Over the course of their conversation, the man’s words and quiet intensity had convinced Killian he was an unlikely charlatan. He put down his spoon. “You say you want blood. Why?”

“My brothers died in Hanuvar’s wars.” Brencis looked as though he might have said much more, but his mouth thinned and he fell silent.

Killian had heard enough to take a risk. “I’m charged with helping the boy find Narisia or Hanuvar Cabera himself. Or both. I’m told my tracker has the best chance the revenants can muster. But I’m always willing to improve my odds.”

“Do you want them alive or dead?”

Killian concluded the eager old man would prefer the latter. “I get paid more if alive, but I’m sure they won’t be that way long no matter what condition we bring them in.”

Brencis’ mouth thinned disapprovingly, but he acquiesced. “Fine.”

“We travel light, and we travel fast. Have you a horse? Travel gear?”

“I do.”

“We leave at dawn, on the morrow. Ride with us if you will. If you trouble me, I’ll dismiss you. If I find you’re a spy, I’ll cut you down.”

“I will be there.” The old man bowed his head to him and slipped away. Killian watched him go, wondering why there was something familiar about him. He then realized the intensity in his eyes was reminiscent of the kind of hunger for vengeance he’d seen on some old veterans.

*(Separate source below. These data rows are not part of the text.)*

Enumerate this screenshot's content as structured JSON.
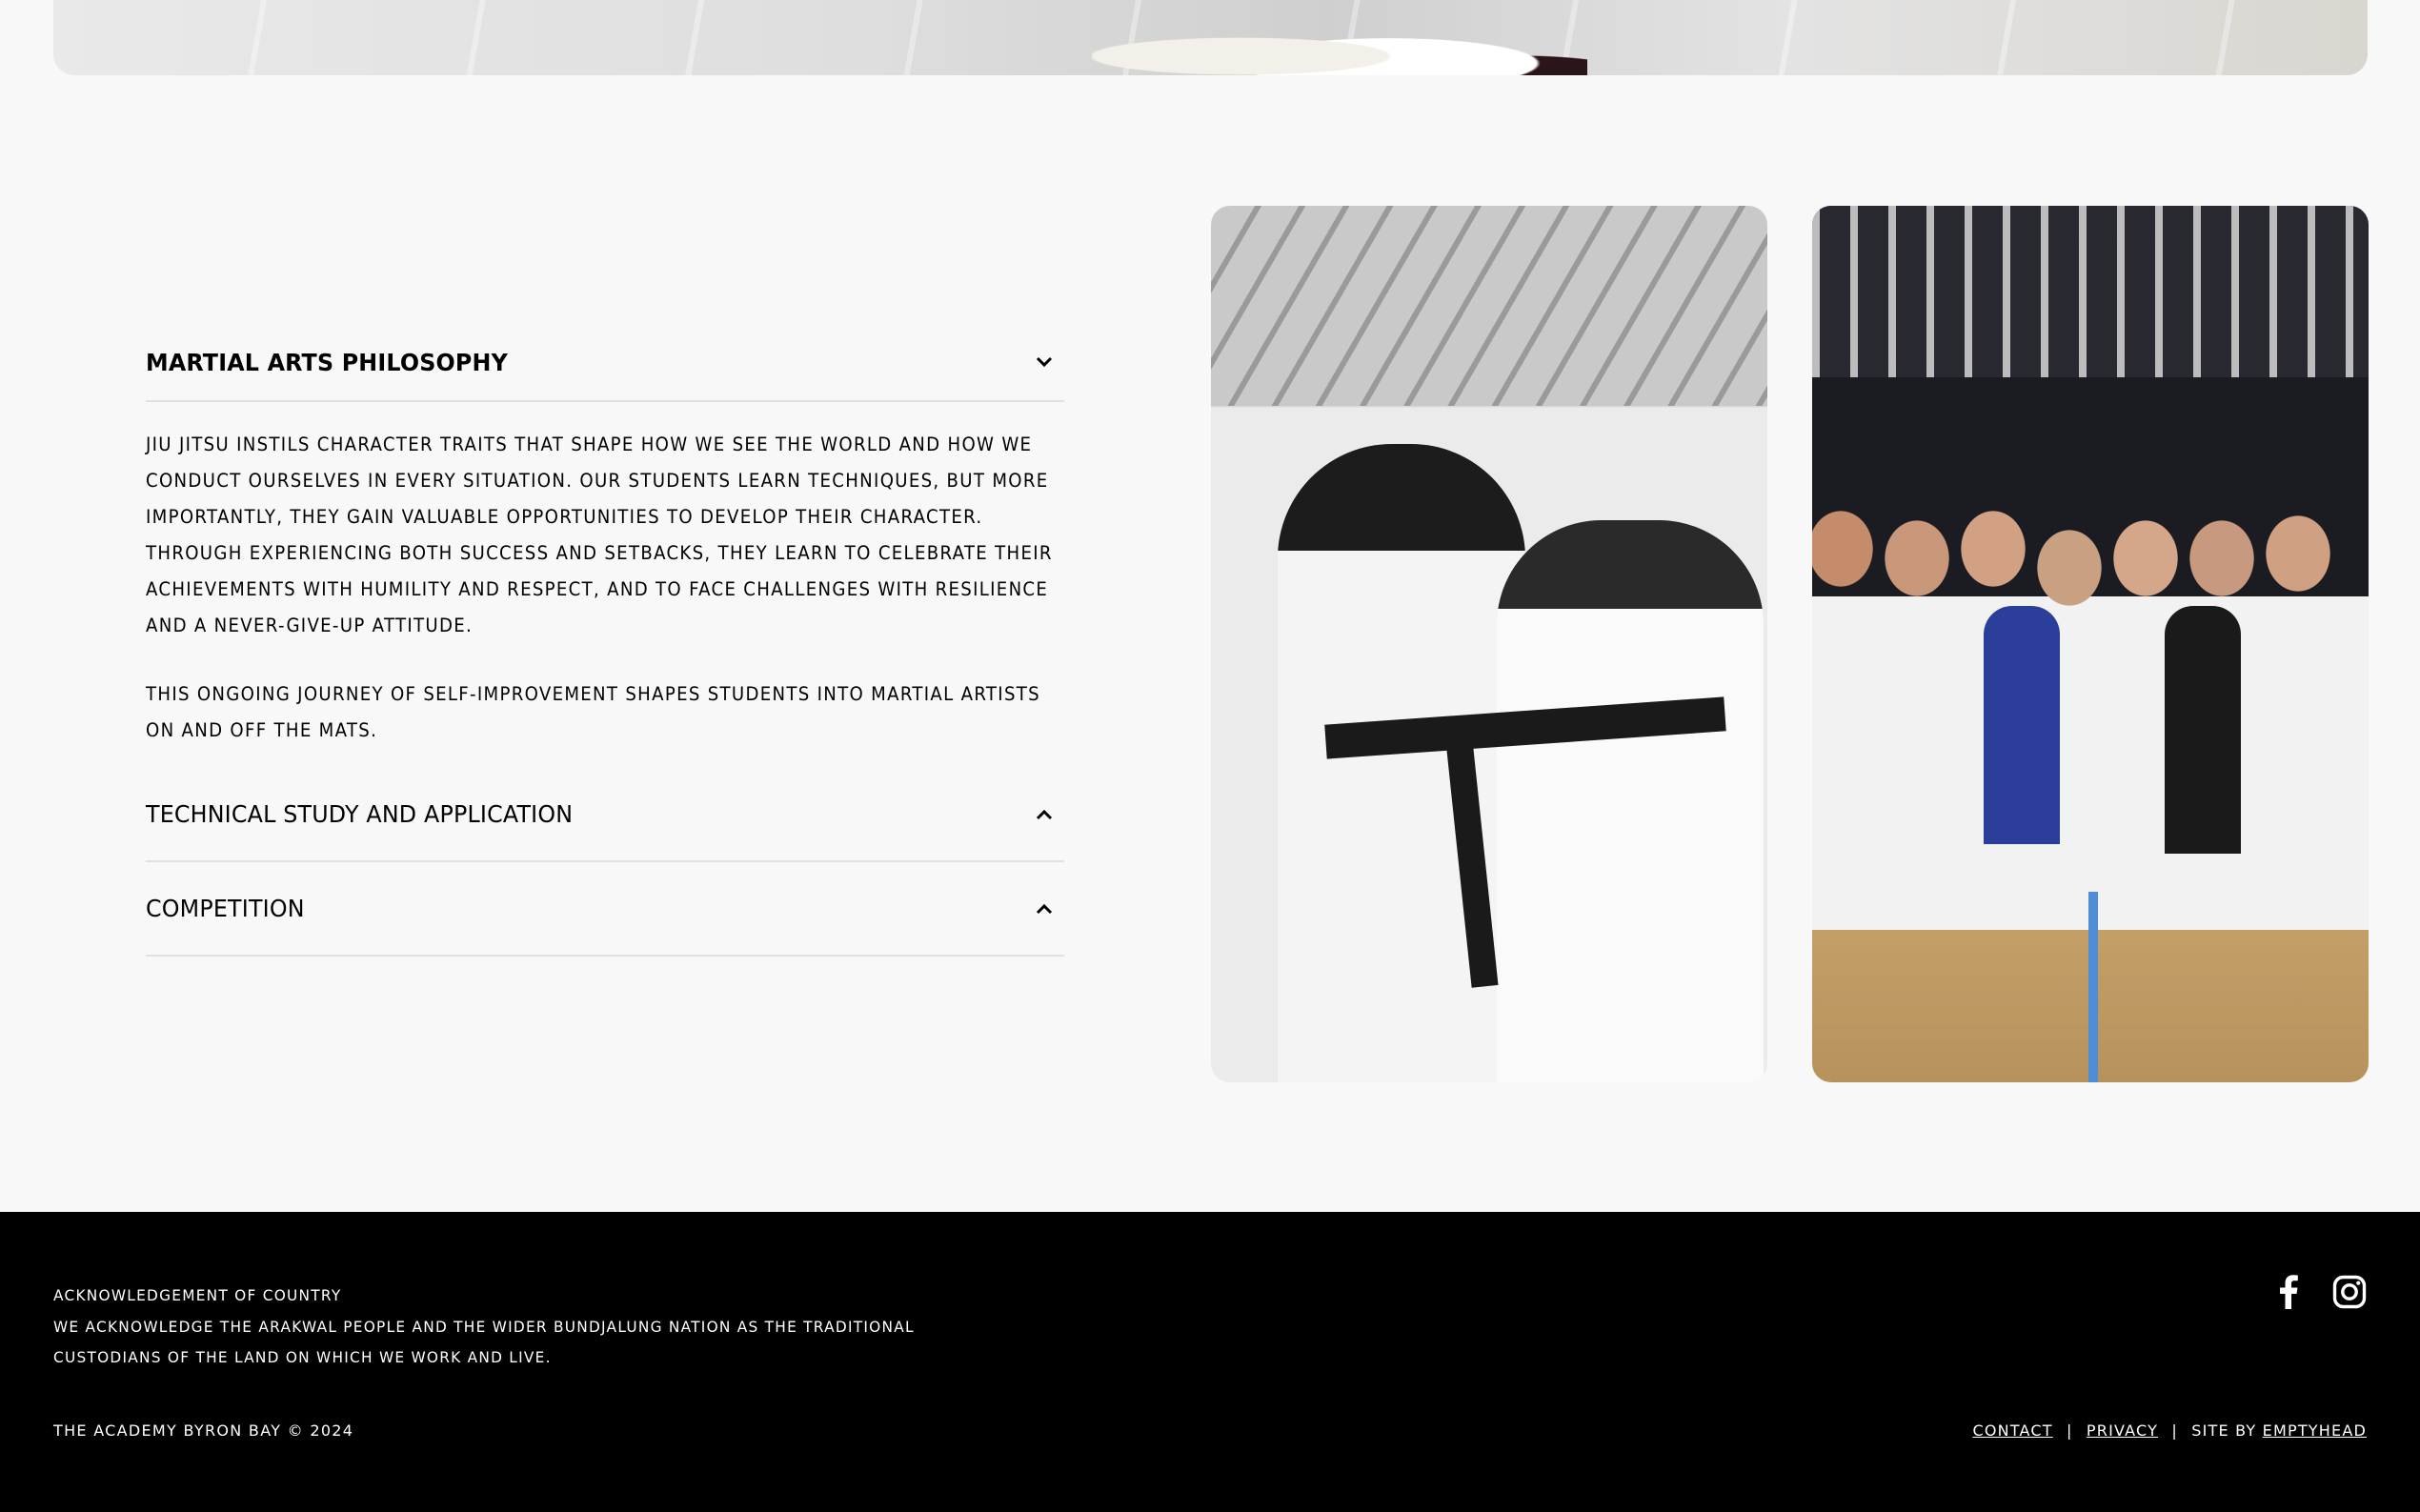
{
  "accordion": {
    "items": [
      {
        "title": "MARTIAL ARTS PHILOSOPHY",
        "state": "expanded",
        "paragraphs": [
          "JIU JITSU INSTILS CHARACTER TRAITS THAT SHAPE HOW WE SEE THE WORLD AND HOW WE CONDUCT OURSELVES IN EVERY SITUATION. OUR STUDENTS LEARN TECHNIQUES, BUT MORE IMPORTANTLY, THEY GAIN VALUABLE OPPORTUNITIES TO DEVELOP THEIR CHARACTER. THROUGH EXPERIENCING BOTH SUCCESS AND SETBACKS, THEY LEARN TO CELEBRATE THEIR ACHIEVEMENTS WITH HUMILITY AND RESPECT, AND TO FACE CHALLENGES WITH RESILIENCE AND A NEVER-GIVE-UP ATTITUDE.",
          "THIS ONGOING JOURNEY OF SELF-IMPROVEMENT SHAPES STUDENTS INTO MARTIAL ARTISTS ON AND OFF THE MATS."
        ],
        "icon": "chevron-down-icon"
      },
      {
        "title": "TECHNICAL STUDY AND APPLICATION",
        "state": "collapsed",
        "icon": "chevron-up-icon"
      },
      {
        "title": "COMPETITION",
        "state": "collapsed",
        "icon": "chevron-up-icon"
      }
    ]
  },
  "images": [
    {
      "name": "belt-promotion-photo"
    },
    {
      "name": "kids-competition-team-photo"
    }
  ],
  "footer": {
    "ack_title": "ACKNOWLEDGEMENT OF COUNTRY",
    "ack_line1": "WE ACKNOWLEDGE THE ARAKWAL PEOPLE AND THE WIDER BUNDJALUNG NATION AS THE TRADITIONAL",
    "ack_line2": "CUSTODIANS OF THE LAND ON WHICH WE WORK AND LIVE.",
    "copyright": "THE ACADEMY BYRON BAY © 2024",
    "links": {
      "contact": "CONTACT",
      "privacy": "PRIVACY",
      "site_by": "SITE BY",
      "emptyhead": "EMPTYHEAD",
      "separator": "|"
    },
    "social": [
      "facebook-icon",
      "instagram-icon"
    ]
  },
  "colors": {
    "page_bg": "#f8f8f8",
    "footer_bg": "#000000",
    "divider": "#e1e1e1"
  }
}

At the least, it would help to have someone else along who knew how to talk with the Turians. And if the priest should prove untrustworthy, well, Killian was no stranger to eliminating problems.



II


The previous winter Hanuvar had observed the revenant mage from a rooftop while the young man labored over a kind of portable wooden platform holding spell ingredients, carried through the streets of Derva by a pair of assistants. Unlike the vast number of those claiming magical provenance, Publius’ powers actually worked, and he had doggedly pursued two men Hanuvar had freed from captivity, up until Hanuvar’s snowball had disrupted the mage’s tracking spell.

How Publius now planned to locate Narisia, Hanuvar had not yet learned, but he wished to be on hand when the mage threw his spells. Apparently the sword that had dealt Adruvar’s death blow was to be somehow instrumental in the spellcasting, though Carthalo hadn’t yet learned the details.

In his identity as a guide, Hanuvar’s chief intelligence agent had worked partly into Killian’s trust, and was consulting with him that morning in the predawn glow while each held the reins of their mounts. Carthalo pointed south along the road, his finger moving as though delineating points ahead. The rest of the men stretched and complained and tightened saddle girths while their horses snorted. No official introduction was passed along about Hanuvar’s position in their party, but word had been disseminated, for the soldiers took him in, and he noted the surreptitious inspection the skinny young mage gave him.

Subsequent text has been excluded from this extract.